Dışişleri Bakanlığı: ''Arap Turist patlaması, Avrupa Birliği vizyonumuzun bir parçası...''
Dışişleri Bakanlığı, Arap ülkelerinden gelen turist sayısında yaşanan patlamayı bu sabah yaptığı bir açıklamayla aydınlığa kavuşturdu. Yaşanan patlamanın, Türkiye'nin AB vizyonu çerçevesine uzun süredir yürütülen bir çalışmanın sonucu olduğu belirtilen açıklamada, "Amacımız kontrast yaratarak hem Avrupalı dostlarımıza, hem de kendi vatandaşlarımıza Türkiye'nin aslında ne kadar Batılı bir ülke olduğunu göstermekti. Bir nebze başarılı olduğumuzu da düşünüyoruz." ifadeleri yer aldı.

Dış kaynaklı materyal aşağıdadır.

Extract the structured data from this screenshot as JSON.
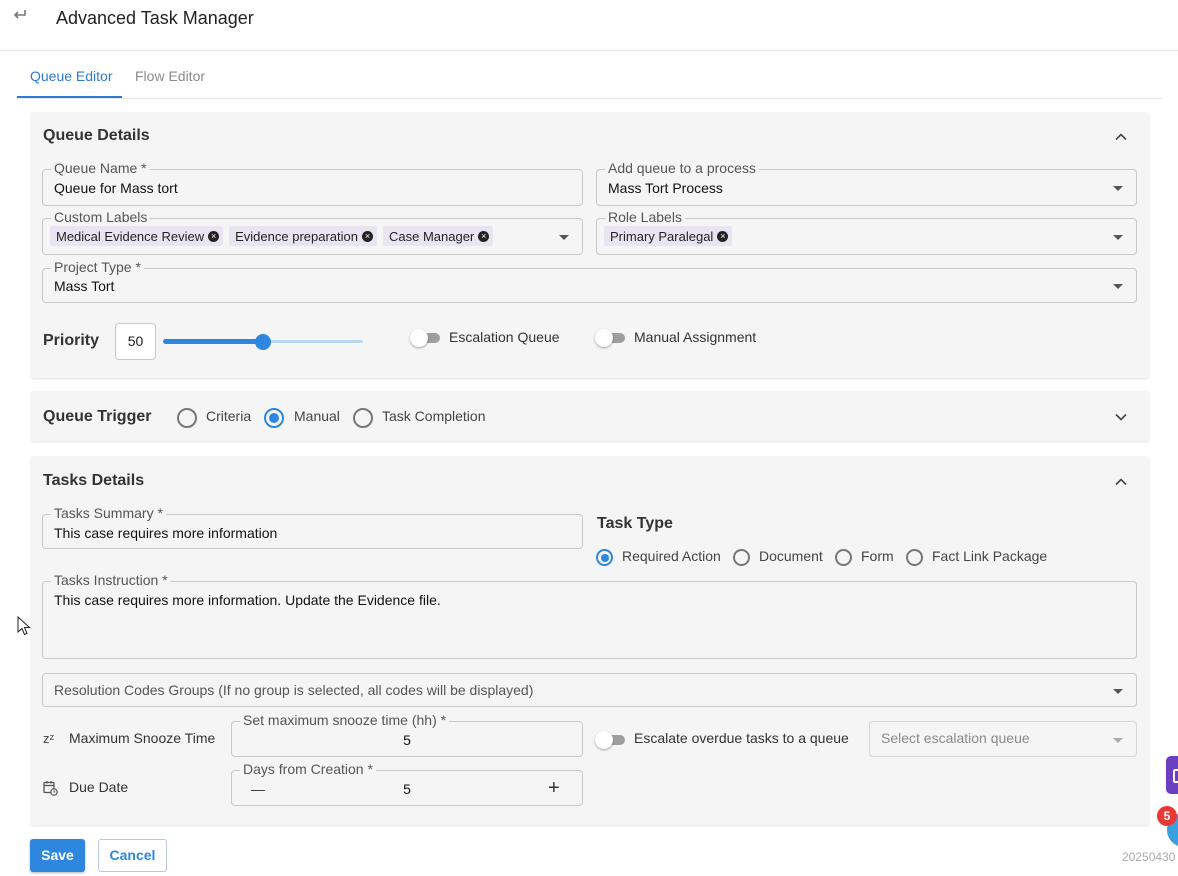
{
  "header": {
    "title": "Advanced Task Manager"
  },
  "tabs": [
    {
      "label": "Queue Editor",
      "active": true
    },
    {
      "label": "Flow Editor",
      "active": false
    }
  ],
  "queue_details": {
    "title": "Queue Details",
    "queue_name": {
      "label": "Queue Name *",
      "value": "Queue for Mass tort"
    },
    "process": {
      "label": "Add queue to a process",
      "value": "Mass Tort Process"
    },
    "custom_labels": {
      "label": "Custom Labels",
      "chips": [
        "Medical Evidence Review",
        "Evidence preparation",
        "Case Manager"
      ]
    },
    "role_labels": {
      "label": "Role Labels",
      "chips": [
        "Primary Paralegal"
      ]
    },
    "project_type": {
      "label": "Project Type *",
      "value": "Mass Tort"
    },
    "priority": {
      "label": "Priority",
      "value": "50",
      "level_percent": 50
    },
    "escalation_queue": {
      "label": "Escalation Queue",
      "on": false
    },
    "manual_assignment": {
      "label": "Manual Assignment",
      "on": false
    }
  },
  "queue_trigger": {
    "title": "Queue Trigger",
    "options": [
      "Criteria",
      "Manual",
      "Task Completion"
    ],
    "selected": "Manual"
  },
  "tasks_details": {
    "title": "Tasks Details",
    "summary": {
      "label": "Tasks Summary *",
      "value": "This case requires more information"
    },
    "task_type": {
      "label": "Task Type",
      "options": [
        "Required Action",
        "Document",
        "Form",
        "Fact Link Package"
      ],
      "selected": "Required Action"
    },
    "instruction": {
      "label": "Tasks Instruction *",
      "value": "This case requires more information. Update the Evidence file."
    },
    "resolution_codes": {
      "placeholder": "Resolution Codes Groups (If no group is selected, all codes will be displayed)"
    },
    "snooze": {
      "row_label": "Maximum Snooze Time",
      "icon_text": "zᶻ",
      "field_label": "Set maximum snooze time (hh) *",
      "value": "5"
    },
    "escalate": {
      "label": "Escalate overdue tasks to a queue",
      "on": false,
      "select_placeholder": "Select escalation queue"
    },
    "due_date": {
      "row_label": "Due Date",
      "field_label": "Days from Creation *",
      "value": "5",
      "minus": "—",
      "plus": "+"
    }
  },
  "footer": {
    "save": "Save",
    "cancel": "Cancel",
    "version": "20250430"
  },
  "floating": {
    "badge_count": "5"
  },
  "colors": {
    "accent": "#2e86de",
    "tab_active": "#2e7bd6",
    "panel_bg": "#f5f5f5",
    "chip_bg": "#e9e4f2",
    "badge": "#e53935"
  }
}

"Yeni bir yaklaşım şarttı"
Bu yaz Arap dünyasından Türkiye’ye gelen turist sayısında yaşanan patlama konusunda beklenen açıklama, sonunda Dışişleri Bakanlığı'ndan geldi. "Yıllardır Türkiye'nin aslında Batılı bir ülke olduğunu anlatmak için söylemediğimiz laf, girmediğimiz şekil kalmadı ama adamları bir türlü ikna edemedik. Ülkeye turist olarak geleni de halıdan kilimden, çanak çömlekten başını kaldırıp etrafa bakmaya zahmet etmedi." denilen açıklamada, son çare olarak ülkeye Arap turist çekerek aradaki farkı belirgin bir şekilde gösterme stratejisinden medet umulduğu belirtilirken, AB Komisyonu'nun da bu farkı artık görmesi temennisine bulunuldu.
"Stratejik ve sistemli çalışma başarıyı getirdi"
Arap turistleri ülkeye çekmek için dizi ihracatından ayda bir kere İsrail'i lanetlemeye kadar çok çeşitli taktiklere başvurulduğunu ifade eden Bakanlık Müsteşarı Nihat Özerman, "Gerçekten Bakanlık olarak çok uğraştık ama değdi. Şu an ülke silme Arap turist kaynıyor." diyerek Avrupa Birliği Komisyonuna seslendi: "Lütfen elinizi vicdanınıza koyup söyleyin, yan yana durunca bunlarla biz bir miyiz? Bizim bariz bir şekilde daha Batılı olduğumuz görülmüyor mu?"
Geçmiş yıllarda yoğun olarak gelen Batılı turistler nedeniyle ülkenin göreceli olarak Doğulu ve geri kalmış gibi göründüğünü söyleyen Özerman, açıklamalarına şöyle devam etti: "Bir Fransızla, bir Hollandalıyla yan yana durunca doğal olarak vatandaşlarımızın da morali bozuluyordu. Adam gelmiş iki metre boyuyla, yanında öyle kavruk yavrusu gibi kalıyorsun. Yani tabii ki kasten yapmadıklarını biliyoruz ama, yine de bir yerde sürekli Batılı olmadığımızı yüzümüze vurmuş gibi oluyor. Şimdi Araplar gelince vatandaşımıza da bir kendine güven geldi. Onlara bakınca hepsi kendilerini neredeyse gerçek birer Batılı gibi hissetmeye başladılar."
"Gevşemenin zamanı değil"
Bugünlerde sıkça duyulmaya başlayan, "Bunlar da her yerde", "Yine doluşmuşlar, kalkın başka yere gidelim", "Burası kokuyor mu?" gibi söylemlerin de vatandaşlardaki bilinçlenmenin bir emaresi olarak görülmesi gerektiğini belirten Özerman, halkımızın içinde bulunduğu bu haz ve esrime halinin rehavete dönüşmemesi gerektiğinin de üzerinde durdu.
"Halen yurdumuzda bulunan Batılılara, aslında Araplara ne kadar da benzemediğimizin kanıtlanması için çok önemli bir fırsat yakaladığımız şu günlerde, her vatandaşımızın bu konuda üzerine düşeni en iyi şekilde yapacağından kurum olarak şüphemiz yoktur" sözleriyle halka önemli mesajlar veren Bakanlık Müsteşarı, açıklamasını sona erdirirken, çok koyu tenli vatandaşlarımızı fazla ortada dolaşmamaları ve kalabalık gruplar halinde alışveriş ederek yanlış izlenimler uyandırmamaları konusunda uyarmayı da ihmal etmedi.